Concernant nos découvertes en lien avec l’agriculture ou l’élevage

Notre expérience en volontariat ne nous aura pas appris grand chose. Le travail et l’ambiance (absence d’échanges avec l’hôte) ne nous correspondant pas, nous n’y sommes restés que 6 jours. Nous nous rattraperons en Argentine 😉
De nos observations et échanges avec les boliviens, la production agricole est très importante en Bolivie. Le quinoa, la pomme de terre, la papaye et la banane sont les principales cultures de la Bolivie. Cependant, l’agriculture observée dans les champs est surtout de type classique : la terre est retournée, les plans sont alignés et les parcelles en monoculture. Dans les campagnes, il n’est pas rare de croiser encore deux vaches en train de tirer une charrue.
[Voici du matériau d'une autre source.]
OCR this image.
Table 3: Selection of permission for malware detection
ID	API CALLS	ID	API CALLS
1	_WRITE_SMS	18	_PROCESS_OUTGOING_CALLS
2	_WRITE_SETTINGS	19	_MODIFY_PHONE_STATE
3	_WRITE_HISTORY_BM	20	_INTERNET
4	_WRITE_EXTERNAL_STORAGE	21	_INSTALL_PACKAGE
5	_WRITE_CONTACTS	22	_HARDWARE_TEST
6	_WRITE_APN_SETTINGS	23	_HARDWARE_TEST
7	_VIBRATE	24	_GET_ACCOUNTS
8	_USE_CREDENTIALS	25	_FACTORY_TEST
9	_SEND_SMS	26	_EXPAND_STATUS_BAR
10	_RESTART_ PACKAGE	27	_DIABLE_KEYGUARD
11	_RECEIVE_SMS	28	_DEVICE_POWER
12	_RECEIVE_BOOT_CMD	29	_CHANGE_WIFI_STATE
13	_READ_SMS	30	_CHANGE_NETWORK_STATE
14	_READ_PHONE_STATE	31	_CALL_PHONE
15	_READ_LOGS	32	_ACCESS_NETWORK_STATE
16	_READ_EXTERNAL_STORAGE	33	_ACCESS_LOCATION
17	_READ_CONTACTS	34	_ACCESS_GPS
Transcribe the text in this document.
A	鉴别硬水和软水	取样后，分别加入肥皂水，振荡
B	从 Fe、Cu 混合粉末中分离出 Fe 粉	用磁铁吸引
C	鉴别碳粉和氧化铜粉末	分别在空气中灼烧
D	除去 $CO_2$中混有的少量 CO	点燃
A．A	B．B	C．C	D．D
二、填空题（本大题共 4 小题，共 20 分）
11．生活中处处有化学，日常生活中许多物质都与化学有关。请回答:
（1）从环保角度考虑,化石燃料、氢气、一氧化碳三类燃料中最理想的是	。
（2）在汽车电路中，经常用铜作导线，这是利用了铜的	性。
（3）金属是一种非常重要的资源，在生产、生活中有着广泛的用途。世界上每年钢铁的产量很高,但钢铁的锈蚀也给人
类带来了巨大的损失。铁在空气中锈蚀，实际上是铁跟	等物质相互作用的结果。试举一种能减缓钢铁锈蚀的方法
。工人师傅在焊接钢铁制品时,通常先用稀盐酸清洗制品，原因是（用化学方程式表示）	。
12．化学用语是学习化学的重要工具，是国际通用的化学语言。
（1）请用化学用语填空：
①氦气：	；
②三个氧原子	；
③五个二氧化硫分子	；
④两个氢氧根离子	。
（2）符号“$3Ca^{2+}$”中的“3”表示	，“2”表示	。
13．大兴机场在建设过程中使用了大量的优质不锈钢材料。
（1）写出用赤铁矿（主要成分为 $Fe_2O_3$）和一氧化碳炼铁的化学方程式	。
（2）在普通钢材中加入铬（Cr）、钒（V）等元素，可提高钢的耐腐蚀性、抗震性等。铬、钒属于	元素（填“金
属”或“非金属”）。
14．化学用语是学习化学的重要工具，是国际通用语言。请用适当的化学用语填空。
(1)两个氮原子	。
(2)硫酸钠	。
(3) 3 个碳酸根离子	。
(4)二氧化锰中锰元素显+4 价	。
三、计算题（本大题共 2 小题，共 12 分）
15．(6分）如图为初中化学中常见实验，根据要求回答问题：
Concernant la consommation de pesticides, la Bolivie n’est pas un gros consommateur, avec en 2014, 9 kg de pesticides utilisés pas hectare de terre arable (sur la même année, la consommation mondiale était de 138 kg de pesticides par hectare de terre arable et 152 kg pour la France (Source : The World Bank).
Pour continuer sur l’élevage, les habitants raffolent du poulet, on en trouve partout ! Nous pensons que l’élevage concerne donc surtout le poulet et le porc. Les vaches sont surtout élevées pour leur lait et faire du fromage ; les chèvres, moutons et lamas pour leur laine.

Objectif zéro-déchet

Concernant nos objectifs de limiter notre production de déchets. La Bolivie fut l’occasion de tester nos kits zéro déchets et de nous familiariser avec la démarche en voyage. Nous avons fait quelques erreurs, mais c’est comme ça qu’on apprend !
Globalement il est assez facile de limiter ses déchets en Bolivie. De plus, voir les paysages déjà jonchés de détritus motive à ne pas en rajouter !
Au marché, tout peut se trouver en vrac, les fruits, légumes, fruits secs, pâtes, riz et même les croquettes pour chiens ! Il faut souvent insister pour dire que l’on ne souhaite pas de sachet mais ça marche. Nous avons aussi utilisé régulièrement notre Tupperware pour emporter les plats non terminés au restaurant. Le filtre à eau nous a quant à lui épargné l’achat d’environ 60 bouteilles d’eau.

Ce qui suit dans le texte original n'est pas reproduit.